EEG-Based Computational Modeling of Creative Cognition: A Hybrid Framework for Neural Signal Interpretation

Liyan Nii^*

• Yulin University, Yulin, China

The quantitative analysis of EEG signals offers a powerful means to understand the neural basis of creative behavior, which is crucial for advancing fields such as neuroscience, psychology, and education. Creative behavior involves complex cognitive processes, including divergent thinking, ideation, and associative processing, which are reflected in specific patterns of neural activity observable in EEG signals. By identifying and modeling these patterns, researchers can better interpret how creative thinking unfolds over time and design systems that enhance creative potential.
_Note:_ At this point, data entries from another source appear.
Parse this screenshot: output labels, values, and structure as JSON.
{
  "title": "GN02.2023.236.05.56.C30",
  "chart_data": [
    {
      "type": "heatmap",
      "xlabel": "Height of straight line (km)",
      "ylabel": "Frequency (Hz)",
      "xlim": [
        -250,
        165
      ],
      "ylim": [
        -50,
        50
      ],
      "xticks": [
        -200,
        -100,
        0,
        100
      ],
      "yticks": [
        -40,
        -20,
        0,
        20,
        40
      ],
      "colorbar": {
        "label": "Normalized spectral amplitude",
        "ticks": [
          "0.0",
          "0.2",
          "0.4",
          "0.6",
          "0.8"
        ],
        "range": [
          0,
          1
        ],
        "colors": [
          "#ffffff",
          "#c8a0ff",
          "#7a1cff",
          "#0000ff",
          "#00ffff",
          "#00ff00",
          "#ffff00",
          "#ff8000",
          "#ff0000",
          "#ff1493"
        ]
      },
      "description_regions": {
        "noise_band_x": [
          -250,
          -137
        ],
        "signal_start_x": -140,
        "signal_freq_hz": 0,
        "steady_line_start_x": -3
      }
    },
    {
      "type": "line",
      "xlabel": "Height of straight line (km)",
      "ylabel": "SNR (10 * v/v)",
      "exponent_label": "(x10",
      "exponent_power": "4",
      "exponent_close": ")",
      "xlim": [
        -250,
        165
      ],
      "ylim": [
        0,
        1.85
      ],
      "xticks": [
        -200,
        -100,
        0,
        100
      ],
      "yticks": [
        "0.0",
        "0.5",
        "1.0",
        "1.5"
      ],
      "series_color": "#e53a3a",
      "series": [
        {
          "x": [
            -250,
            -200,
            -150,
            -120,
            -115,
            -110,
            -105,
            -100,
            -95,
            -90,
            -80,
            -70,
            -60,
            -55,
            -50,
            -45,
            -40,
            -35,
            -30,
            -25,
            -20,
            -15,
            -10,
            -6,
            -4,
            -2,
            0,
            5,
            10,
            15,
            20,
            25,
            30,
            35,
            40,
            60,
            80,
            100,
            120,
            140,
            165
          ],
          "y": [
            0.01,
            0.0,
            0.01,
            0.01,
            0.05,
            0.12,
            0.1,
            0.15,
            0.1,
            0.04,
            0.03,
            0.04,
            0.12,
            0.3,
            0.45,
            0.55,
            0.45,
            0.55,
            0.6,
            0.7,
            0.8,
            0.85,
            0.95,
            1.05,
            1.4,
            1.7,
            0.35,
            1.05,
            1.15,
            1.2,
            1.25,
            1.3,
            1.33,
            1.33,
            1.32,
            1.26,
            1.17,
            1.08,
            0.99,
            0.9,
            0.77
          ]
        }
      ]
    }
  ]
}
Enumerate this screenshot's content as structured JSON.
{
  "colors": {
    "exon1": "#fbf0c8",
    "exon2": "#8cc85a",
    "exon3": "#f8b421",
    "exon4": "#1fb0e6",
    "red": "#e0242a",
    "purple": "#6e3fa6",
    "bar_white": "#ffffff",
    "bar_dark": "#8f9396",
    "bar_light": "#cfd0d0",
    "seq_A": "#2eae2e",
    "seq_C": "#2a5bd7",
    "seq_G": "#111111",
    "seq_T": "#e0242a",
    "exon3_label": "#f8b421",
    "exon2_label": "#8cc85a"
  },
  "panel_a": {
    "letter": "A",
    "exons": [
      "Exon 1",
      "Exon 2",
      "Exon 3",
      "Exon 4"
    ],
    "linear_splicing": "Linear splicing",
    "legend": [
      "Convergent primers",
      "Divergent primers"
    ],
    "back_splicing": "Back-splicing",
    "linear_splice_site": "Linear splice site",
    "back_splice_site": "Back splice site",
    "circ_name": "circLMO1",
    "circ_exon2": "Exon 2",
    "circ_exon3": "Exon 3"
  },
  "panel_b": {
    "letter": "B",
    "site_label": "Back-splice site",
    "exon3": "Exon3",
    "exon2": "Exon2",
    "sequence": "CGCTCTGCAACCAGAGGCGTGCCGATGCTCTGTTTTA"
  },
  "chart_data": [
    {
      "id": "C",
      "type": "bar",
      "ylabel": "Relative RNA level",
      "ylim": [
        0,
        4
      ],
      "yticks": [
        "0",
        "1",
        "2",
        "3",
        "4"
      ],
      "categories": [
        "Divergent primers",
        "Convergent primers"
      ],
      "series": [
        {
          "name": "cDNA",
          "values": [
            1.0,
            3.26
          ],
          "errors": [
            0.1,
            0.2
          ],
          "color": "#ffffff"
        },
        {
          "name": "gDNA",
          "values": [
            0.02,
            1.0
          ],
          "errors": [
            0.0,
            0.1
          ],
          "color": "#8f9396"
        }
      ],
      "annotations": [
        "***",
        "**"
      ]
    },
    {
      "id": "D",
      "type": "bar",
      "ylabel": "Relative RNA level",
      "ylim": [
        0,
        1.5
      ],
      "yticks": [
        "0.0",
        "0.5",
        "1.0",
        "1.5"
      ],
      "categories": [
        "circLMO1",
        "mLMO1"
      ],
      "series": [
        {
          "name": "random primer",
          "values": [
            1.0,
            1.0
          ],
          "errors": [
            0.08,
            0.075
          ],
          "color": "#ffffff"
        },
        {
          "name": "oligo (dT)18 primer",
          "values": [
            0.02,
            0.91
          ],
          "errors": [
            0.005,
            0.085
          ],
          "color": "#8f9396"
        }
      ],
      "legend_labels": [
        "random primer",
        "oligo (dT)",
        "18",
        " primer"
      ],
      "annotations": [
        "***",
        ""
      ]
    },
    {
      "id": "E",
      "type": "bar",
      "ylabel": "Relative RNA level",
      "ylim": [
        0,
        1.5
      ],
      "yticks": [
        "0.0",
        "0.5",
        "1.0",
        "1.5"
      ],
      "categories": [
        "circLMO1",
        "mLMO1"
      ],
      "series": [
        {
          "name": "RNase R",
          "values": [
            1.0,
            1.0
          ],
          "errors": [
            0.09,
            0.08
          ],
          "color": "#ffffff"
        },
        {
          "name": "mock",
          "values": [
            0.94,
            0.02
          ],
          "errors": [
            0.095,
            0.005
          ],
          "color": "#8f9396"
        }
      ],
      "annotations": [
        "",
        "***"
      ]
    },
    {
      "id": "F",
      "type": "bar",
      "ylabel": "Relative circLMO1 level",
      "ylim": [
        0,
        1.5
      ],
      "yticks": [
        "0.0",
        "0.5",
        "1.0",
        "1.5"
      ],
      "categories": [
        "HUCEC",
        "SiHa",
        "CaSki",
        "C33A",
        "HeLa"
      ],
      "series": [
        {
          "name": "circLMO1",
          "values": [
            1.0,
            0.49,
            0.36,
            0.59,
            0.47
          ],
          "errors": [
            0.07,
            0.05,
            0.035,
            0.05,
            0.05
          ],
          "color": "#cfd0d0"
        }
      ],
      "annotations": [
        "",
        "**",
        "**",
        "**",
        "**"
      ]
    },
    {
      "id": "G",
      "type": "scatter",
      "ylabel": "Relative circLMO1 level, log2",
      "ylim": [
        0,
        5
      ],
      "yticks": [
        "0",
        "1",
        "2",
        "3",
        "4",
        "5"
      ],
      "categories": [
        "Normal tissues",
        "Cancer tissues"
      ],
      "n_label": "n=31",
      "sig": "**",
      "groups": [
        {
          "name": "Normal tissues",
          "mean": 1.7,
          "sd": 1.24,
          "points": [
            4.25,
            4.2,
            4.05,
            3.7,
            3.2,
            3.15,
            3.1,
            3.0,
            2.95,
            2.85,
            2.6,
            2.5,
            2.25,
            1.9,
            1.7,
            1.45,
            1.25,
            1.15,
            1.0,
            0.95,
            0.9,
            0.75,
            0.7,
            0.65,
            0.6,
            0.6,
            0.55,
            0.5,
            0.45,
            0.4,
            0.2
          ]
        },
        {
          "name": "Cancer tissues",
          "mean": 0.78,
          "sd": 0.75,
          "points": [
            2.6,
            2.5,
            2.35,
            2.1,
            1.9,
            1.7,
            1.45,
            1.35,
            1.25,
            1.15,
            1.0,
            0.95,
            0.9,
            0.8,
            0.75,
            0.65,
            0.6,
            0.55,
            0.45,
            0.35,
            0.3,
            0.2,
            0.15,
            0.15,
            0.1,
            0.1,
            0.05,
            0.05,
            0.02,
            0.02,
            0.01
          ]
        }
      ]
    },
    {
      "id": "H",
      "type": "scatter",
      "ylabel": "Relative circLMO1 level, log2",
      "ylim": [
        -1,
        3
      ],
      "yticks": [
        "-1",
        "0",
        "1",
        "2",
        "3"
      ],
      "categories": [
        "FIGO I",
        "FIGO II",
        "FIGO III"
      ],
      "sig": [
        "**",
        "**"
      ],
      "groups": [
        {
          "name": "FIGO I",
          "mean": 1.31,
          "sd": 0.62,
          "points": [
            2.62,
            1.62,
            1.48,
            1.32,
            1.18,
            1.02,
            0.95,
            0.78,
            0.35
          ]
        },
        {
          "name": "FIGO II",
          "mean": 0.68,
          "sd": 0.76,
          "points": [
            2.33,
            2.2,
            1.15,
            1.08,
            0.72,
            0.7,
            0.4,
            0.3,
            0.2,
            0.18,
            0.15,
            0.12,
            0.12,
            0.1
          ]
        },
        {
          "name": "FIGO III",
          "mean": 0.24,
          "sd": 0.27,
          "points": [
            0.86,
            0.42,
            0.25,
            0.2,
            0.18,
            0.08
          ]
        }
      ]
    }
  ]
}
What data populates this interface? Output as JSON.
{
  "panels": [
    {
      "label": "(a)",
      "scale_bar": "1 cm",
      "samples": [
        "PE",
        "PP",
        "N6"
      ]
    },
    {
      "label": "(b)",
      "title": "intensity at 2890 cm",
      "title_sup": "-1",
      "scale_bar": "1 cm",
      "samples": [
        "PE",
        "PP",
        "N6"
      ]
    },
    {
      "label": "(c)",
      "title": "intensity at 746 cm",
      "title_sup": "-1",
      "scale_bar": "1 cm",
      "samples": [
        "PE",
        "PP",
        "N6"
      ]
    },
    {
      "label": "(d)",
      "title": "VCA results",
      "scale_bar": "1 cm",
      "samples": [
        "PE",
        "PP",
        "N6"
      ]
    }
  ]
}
While traditional EEG analysis methods such as Granger causality, dynamic causal modeling, and phase slope index provide objective measures of neural interaction, they are often limited in their ability to capture the dynamic, task-aligned processes that characterize creativity. To address this, we propose a novel hybrid framework that combines the interpretability of traditional signal processing with the expressive power of deep learning. The proposed Generative Creativity Network (GCN) models temporal and spatial EEG features associated with creative cognition, while the Adaptive Creativity Enhancement Strategy (ACES) facilitates real-time feedback and optimization during creative tasks. This framework simulates the iterative process of idea generation, evaluation, and refinement by leveraging EEG-derived features linked to creativity dimensions such as originality, flexibility, and task relevance. Empirical validation across four diverse EEG/fMRI datasets demonstrates the model's effectiveness in capturing creativity-related neural dynamics and supporting adaptive interventions. Rather than inferring neural mechanisms or causal pathways directly, the model offers a computationally grounded approach to studying creative cognition through scalable and interpretable neural modeling.